First World Problems
“All travel has its advantages. If the passenger visits better countries, he may learn to improve his own. And if fortune carries him to worse, he may learn to enjoy it.” – Samuel Johnson
First world problems are the day-to-day struggle of living in the first world. Here are some of mine this week.
I had to park three blocks away.
I couldn’t find a taxi.
My air conditioner upstairs doesn’t work.
My car still isn’t ready.
I had to drive ten minutes for a blood test.
I ruined my manicure.
I forgot my ATM card so I can’t get cash.
I can’t find the remote.
We waited an hour for a table.
I can’t get out of jury duty.
They are out of greens 2.
I dropped my cellphone.
I have no food because I forgot to go to the market.
I’m not sure who I’m voting for yet. i don’t like any of the candidates.
I paid the full price for these shoes and two weeks later they were on sale.
My stomach is not flat enough to wear a bikini.

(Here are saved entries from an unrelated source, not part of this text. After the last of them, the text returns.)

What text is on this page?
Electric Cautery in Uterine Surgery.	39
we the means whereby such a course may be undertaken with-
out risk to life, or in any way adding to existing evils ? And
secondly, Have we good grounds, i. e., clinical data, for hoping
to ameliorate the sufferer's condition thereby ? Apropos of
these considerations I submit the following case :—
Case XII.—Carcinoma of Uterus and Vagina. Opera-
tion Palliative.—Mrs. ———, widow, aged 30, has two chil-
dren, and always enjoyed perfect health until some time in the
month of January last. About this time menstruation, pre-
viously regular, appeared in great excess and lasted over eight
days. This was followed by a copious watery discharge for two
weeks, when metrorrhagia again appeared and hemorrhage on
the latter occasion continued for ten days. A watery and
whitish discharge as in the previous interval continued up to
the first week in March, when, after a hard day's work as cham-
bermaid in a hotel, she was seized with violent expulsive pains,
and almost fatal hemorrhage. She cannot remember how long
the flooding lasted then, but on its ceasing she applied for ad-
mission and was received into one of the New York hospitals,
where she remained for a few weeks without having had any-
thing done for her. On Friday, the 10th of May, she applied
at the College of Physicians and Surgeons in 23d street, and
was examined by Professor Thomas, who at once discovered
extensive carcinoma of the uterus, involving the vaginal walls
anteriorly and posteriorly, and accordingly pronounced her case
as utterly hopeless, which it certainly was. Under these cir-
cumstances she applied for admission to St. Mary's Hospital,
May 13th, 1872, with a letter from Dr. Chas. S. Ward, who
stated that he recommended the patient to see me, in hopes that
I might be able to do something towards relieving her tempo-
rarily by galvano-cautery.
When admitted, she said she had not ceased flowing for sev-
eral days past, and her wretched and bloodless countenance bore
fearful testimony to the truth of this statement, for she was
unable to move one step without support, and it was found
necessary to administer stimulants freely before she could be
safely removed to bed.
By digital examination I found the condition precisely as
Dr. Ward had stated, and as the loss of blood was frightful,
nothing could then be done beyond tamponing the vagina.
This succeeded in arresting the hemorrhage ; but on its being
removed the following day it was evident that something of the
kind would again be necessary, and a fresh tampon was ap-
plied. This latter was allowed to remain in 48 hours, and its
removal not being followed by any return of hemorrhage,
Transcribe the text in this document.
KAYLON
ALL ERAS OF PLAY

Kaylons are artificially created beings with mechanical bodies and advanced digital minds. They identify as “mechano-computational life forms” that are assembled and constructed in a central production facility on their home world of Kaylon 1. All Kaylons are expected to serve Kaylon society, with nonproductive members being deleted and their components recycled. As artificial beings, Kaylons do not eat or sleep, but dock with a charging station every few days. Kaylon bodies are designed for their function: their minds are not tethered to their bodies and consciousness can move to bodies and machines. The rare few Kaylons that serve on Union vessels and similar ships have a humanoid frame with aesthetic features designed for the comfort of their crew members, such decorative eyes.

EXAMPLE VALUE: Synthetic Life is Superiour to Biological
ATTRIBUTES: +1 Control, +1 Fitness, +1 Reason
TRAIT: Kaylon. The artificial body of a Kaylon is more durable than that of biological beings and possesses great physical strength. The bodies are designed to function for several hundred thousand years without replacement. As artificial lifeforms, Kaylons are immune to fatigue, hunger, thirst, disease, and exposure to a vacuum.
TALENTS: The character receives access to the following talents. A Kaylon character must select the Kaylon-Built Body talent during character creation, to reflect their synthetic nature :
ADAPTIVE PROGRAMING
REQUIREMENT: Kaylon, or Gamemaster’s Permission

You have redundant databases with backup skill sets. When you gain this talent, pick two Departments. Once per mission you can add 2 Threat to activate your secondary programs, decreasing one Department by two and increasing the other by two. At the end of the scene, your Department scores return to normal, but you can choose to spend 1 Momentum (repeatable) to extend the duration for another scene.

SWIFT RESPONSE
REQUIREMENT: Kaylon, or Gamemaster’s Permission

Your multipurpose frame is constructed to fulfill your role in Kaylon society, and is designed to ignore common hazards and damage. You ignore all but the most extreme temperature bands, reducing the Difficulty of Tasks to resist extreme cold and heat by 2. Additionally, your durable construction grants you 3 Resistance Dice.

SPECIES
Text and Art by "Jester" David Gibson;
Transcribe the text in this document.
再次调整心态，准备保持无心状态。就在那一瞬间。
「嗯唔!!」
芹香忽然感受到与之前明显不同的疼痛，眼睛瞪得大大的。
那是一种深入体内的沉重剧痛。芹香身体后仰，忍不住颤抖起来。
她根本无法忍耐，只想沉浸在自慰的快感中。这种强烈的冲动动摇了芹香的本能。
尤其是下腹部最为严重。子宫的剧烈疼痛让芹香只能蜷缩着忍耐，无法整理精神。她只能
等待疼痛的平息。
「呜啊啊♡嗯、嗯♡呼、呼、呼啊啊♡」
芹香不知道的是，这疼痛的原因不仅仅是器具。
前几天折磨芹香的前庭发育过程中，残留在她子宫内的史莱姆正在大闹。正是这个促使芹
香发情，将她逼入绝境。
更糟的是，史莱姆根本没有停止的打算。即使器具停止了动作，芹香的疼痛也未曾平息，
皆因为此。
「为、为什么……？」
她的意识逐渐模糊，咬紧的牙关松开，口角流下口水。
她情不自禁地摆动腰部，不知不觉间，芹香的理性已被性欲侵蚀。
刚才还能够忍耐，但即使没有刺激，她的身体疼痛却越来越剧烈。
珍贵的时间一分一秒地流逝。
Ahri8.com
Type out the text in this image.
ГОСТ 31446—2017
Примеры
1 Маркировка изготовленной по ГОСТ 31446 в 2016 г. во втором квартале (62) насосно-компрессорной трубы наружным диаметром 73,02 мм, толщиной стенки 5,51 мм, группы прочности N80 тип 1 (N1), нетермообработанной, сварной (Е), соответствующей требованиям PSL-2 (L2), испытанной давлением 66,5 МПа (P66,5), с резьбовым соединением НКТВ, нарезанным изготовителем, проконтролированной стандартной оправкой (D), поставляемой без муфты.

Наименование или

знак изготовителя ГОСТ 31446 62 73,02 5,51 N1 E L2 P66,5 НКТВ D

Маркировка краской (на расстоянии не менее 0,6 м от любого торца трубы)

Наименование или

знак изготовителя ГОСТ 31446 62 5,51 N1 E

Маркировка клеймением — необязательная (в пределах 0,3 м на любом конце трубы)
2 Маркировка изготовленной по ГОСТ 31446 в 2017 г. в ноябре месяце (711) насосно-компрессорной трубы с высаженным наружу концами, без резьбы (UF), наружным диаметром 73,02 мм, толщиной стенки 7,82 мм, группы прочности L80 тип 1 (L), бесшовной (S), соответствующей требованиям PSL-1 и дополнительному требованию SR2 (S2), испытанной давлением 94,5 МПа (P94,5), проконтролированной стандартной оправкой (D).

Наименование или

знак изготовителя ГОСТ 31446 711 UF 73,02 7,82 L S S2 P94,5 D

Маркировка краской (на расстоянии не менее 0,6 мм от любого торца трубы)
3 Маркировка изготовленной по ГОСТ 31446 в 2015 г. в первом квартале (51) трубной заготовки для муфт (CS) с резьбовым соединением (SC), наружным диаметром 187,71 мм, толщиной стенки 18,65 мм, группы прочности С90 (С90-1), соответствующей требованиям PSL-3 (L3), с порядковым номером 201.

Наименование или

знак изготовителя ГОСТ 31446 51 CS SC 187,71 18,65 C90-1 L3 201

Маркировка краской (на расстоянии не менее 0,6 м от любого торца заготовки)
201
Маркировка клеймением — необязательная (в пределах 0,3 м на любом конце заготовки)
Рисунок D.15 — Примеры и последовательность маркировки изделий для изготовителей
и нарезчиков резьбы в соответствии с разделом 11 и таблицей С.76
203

I said I wanted ice in my water.
I have to wait to use the treadmill.
I don’t know how to tivo .
They made the dog wait for over an hour at the groomer.
My cellphone battery is dead.
The housekeeper quit.
I can’t connect the iPad to the internet so I have to use my computer.
I think the salad had gluten in it.
I haven’t seen a Starbucks in ten blocks and I need coffee.
My cell phone doesn’t work at my house.
While I was complaining, Tibetan monk Hua Chi was praying.
He has knelt to pray so many times that his footprints remain deeply, perfectly ingrained on his temple’s wooden floor . He sometimes prayed 3000 times a day excessive even by Buddhist standards. This photo really touches me. I found it in a magazine in Thailand and carried it around with me in Asia. It says to me to use more time for praying, gratitude, kindness, contemplation and meditation and less time for thinking about myself and my first world problems.